According to Martin Brand (the statistician for the BBC experiment), he and Marion Macey (who also conducted the BBC experiment) assumed that they were repeating Ennis’ experiment, and he reported this statement to the Royal Society. According to Brand, he and Macey had no idea that there were differences between the protocol that they used and the one that Ennis used.

The BBC experiment used 10% foetal calf serum (this is not a defined medium and could contain many things that might influence an assay). You said, ” There is absolutely no contradiction that I can see between what was stated in the programme and the way in which the experiments were carried out.” And yet, when your programme stated (twice) that the BBC experiment was a “repeat” of Professor Ennis’ work, these statements were either an error or a lie, though you somehow do not consider it either (sorry for the harsh words here, but something needs to shake you out of complacency). I do not understand your logic, nor have you presented any. As a journalist, it seems that you consider it ethical and competent to say that someone is “repeating” an experiment if there is only a vague semblance of one experiment to the next. This thinking and reporting seems to be a classic example of sloppy journalism and junk science.

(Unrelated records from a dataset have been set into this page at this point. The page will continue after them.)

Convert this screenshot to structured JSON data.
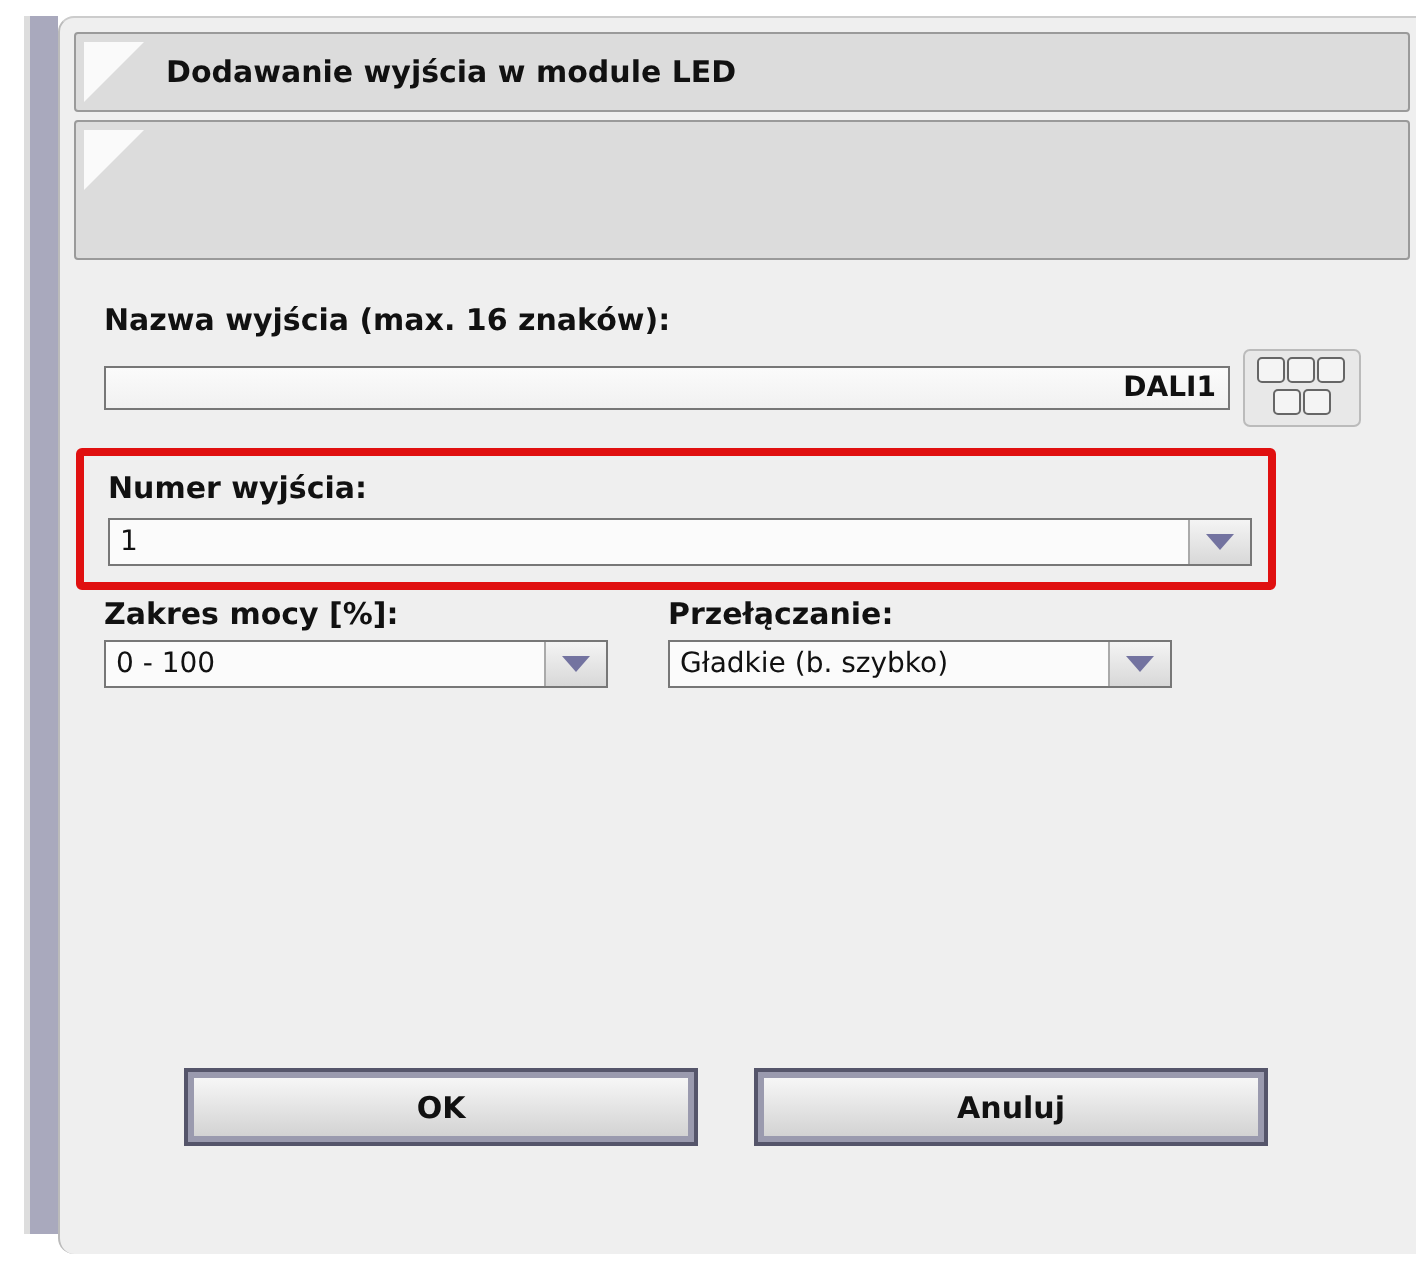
{
  "dialog": {
    "title": "Dodawanie wyjścia w module LED"
  },
  "name_field": {
    "label": "Nazwa wyjścia (max. 16 znaków):",
    "value": "DALI1"
  },
  "output_number": {
    "label": "Numer wyjścia:",
    "value": "1",
    "highlighted": true
  },
  "power_range": {
    "label": "Zakres mocy [%]:",
    "value": "0 - 100"
  },
  "switching": {
    "label": "Przełączanie:",
    "value": "Gładkie (b. szybko)"
  },
  "buttons": [
    {
      "label": "OK"
    },
    {
      "label": "Anuluj"
    }
  ]
}
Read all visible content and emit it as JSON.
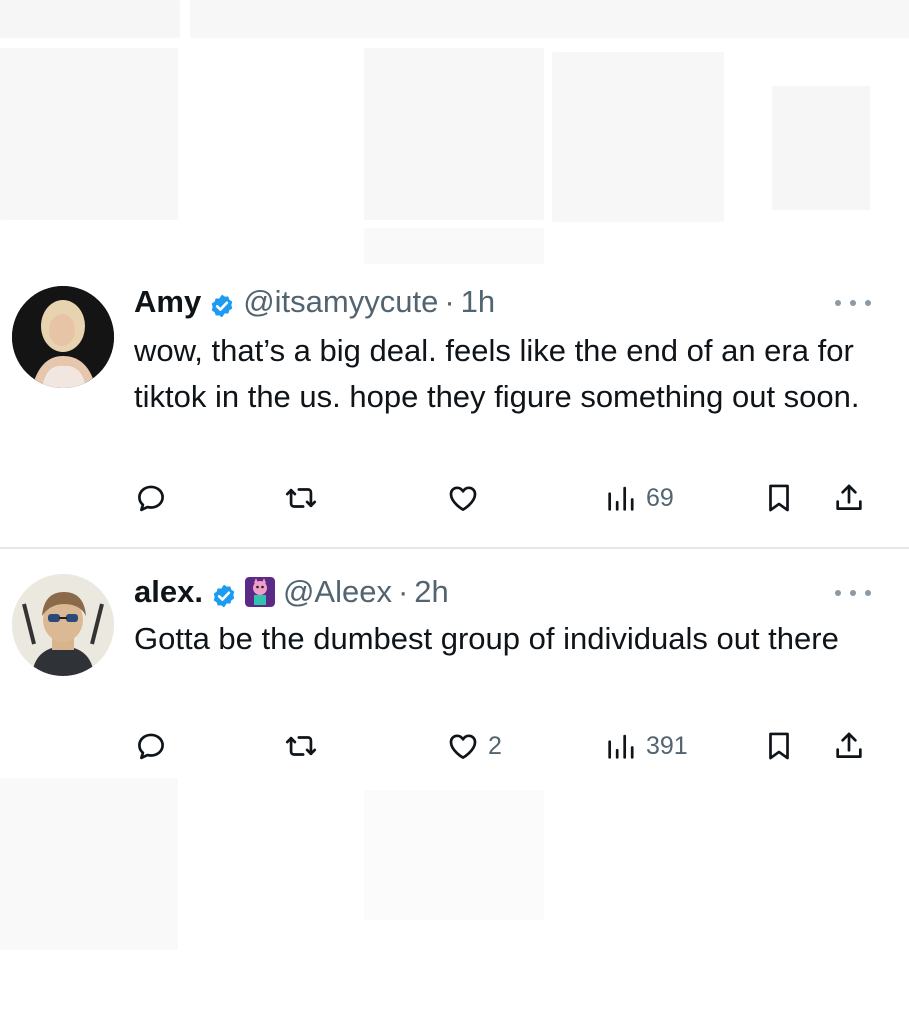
{
  "tweets": [
    {
      "name": "Amy",
      "handle": "@itsamyycute",
      "separator": "·",
      "time": "1h",
      "text": "wow, that’s a big deal. feels like the end of an era for tiktok in the us. hope they figure something out soon.",
      "actions": {
        "replies": "",
        "retweets": "",
        "likes": "",
        "views": "69"
      },
      "verified": true,
      "icons": [
        "reply-icon",
        "retweet-icon",
        "like-icon",
        "views-icon",
        "bookmark-icon",
        "share-icon",
        "more-icon",
        "verified-icon"
      ]
    },
    {
      "name": "alex.",
      "handle": "@Aleex",
      "separator": "·",
      "time": "2h",
      "text": "Gotta be the dumbest group of individuals out there",
      "actions": {
        "replies": "",
        "retweets": "",
        "likes": "2",
        "views": "391"
      },
      "verified": true,
      "icons": [
        "reply-icon",
        "retweet-icon",
        "like-icon",
        "views-icon",
        "bookmark-icon",
        "share-icon",
        "more-icon",
        "verified-icon",
        "affiliate-badge-icon"
      ]
    }
  ],
  "colors": {
    "text_primary": "#0f1419",
    "text_secondary": "#536471",
    "verified_blue": "#1d9bf0",
    "divider": "#e6e9eb"
  }
}
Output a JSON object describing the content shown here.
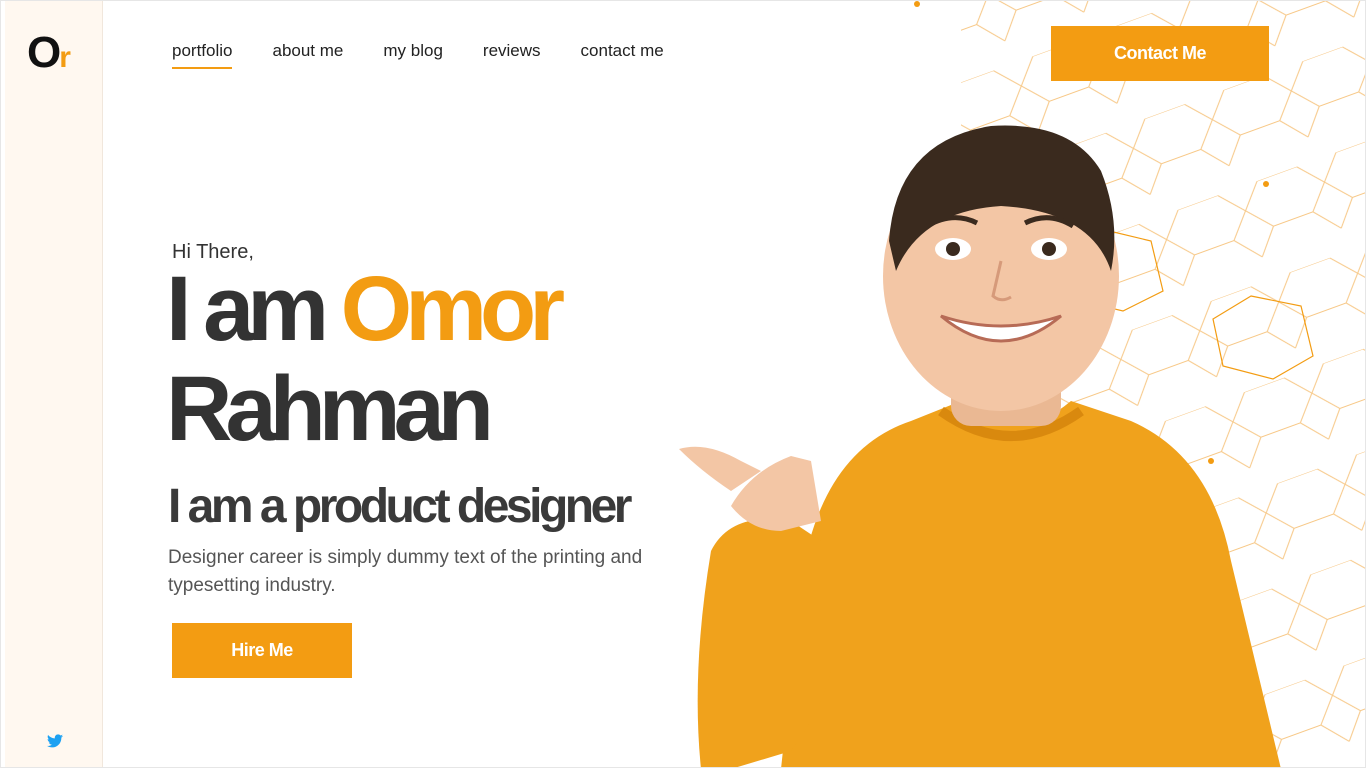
{
  "logo": {
    "primary": "O",
    "secondary": "r"
  },
  "nav": {
    "items": [
      {
        "label": "portfolio",
        "active": true
      },
      {
        "label": "about me",
        "active": false
      },
      {
        "label": "my blog",
        "active": false
      },
      {
        "label": "reviews",
        "active": false
      },
      {
        "label": "contact me",
        "active": false
      }
    ]
  },
  "header": {
    "contact_button": "Contact Me"
  },
  "hero": {
    "greeting": "Hi There,",
    "name_prefix": "I am",
    "first_name": "Omor",
    "last_name": "Rahman",
    "subtitle": "I am a product designer",
    "description": "Designer career is simply dummy text of the printing and typesetting industry.",
    "hire_button": "Hire Me"
  },
  "social": {
    "icon": "twitter-icon"
  },
  "colors": {
    "accent": "#f39c12",
    "text_dark": "#333333",
    "rail_bg": "#fff8f0",
    "twitter": "#1da1f2"
  }
}
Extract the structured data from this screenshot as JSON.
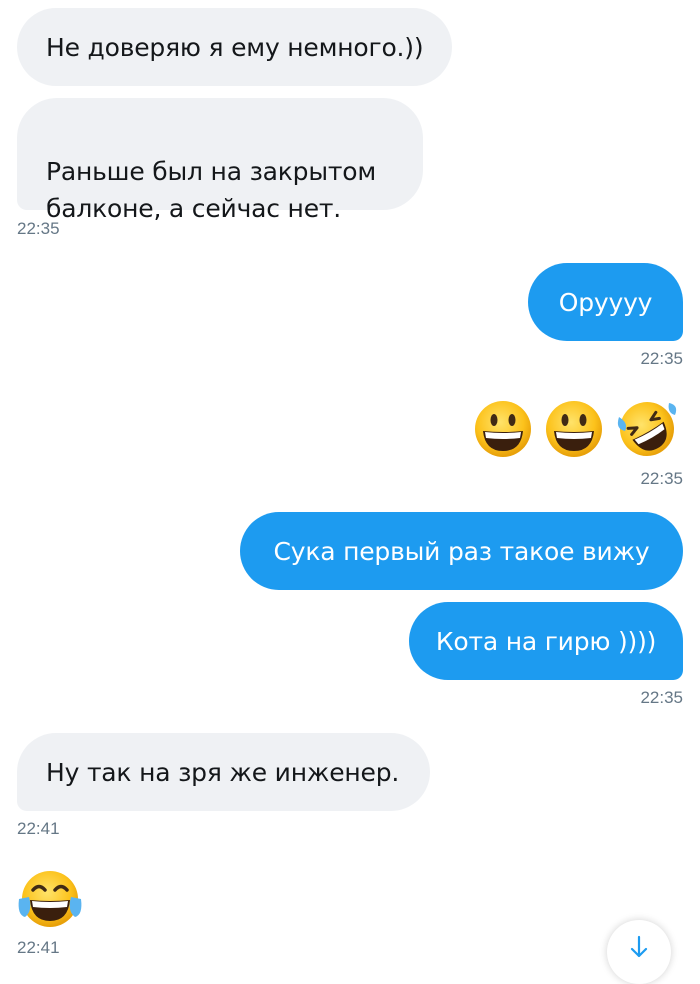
{
  "messages": {
    "m1": {
      "text": "Не доверяю я ему немного.))"
    },
    "m2": {
      "text": "Раньше был на закрытом\nбалконе, а сейчас нет.",
      "time": "22:35"
    },
    "m3": {
      "text": "Оруууу",
      "time": "22:35"
    },
    "m4": {
      "emojis": [
        "grinning-face",
        "grinning-face",
        "rolling-on-floor-laughing"
      ],
      "time": "22:35"
    },
    "m5": {
      "text": "Сука первый раз такое вижу"
    },
    "m6": {
      "text": "Кота на гирю ))))",
      "time": "22:35"
    },
    "m7": {
      "text": "Ну так на зря же инженер.",
      "time": "22:41"
    },
    "m8": {
      "emojis": [
        "face-with-tears-of-joy"
      ],
      "time": "22:41"
    }
  },
  "scroll_button": {
    "icon": "arrow-down-icon"
  },
  "colors": {
    "incoming_bubble": "#eff1f4",
    "outgoing_bubble": "#1d9bf0",
    "timestamp": "#657786"
  }
}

Your programme was explicit in saying that you were “repeating” Professor Ennis’ experiment. And yet, the lead experimenter for this TV programme, Wayne Turnbull, has gone on record saying that, “The degranulation protocol that we use was never portrayed as a replication of Dr Ennis’s methodology.” Which one is it; was it a repeat or not? Your email below stated, “There is no evidence that any of the procedures that Wayne Turnbull followed had any adverse affect on the outcome of the experiment.” On whose authority are you saying that the changes that Wayne Turnbull initiated had “no adverse affect?” The one leading expert on this study with whom Turnbull formally consulted, Professor Ennis, told him directly that his protocol needed to be changed. After Turnbull’s conversation with Professor Ennis, she was surprised and shocked at how little he knew about basophils. Turnbull has asserted that he “stands behind” his protocol. However, considering his inadequate expertise in this area of research, his assertion has little meaning.

Further, Turnbull acknowledges that he asserts other members of the homœpathic community were “consulted in preparation for the experiment,” but neither HE or YOU have told me WHO these people were (all of the people you interviewed for Horizon have told me that they did not consent to the protocol that was used).

It is in YOUR interests to come forward now and realize that there were serious problems in the programme you aired on homeopathy . . . and to make appropriate corrections on air and at the BBC’s website.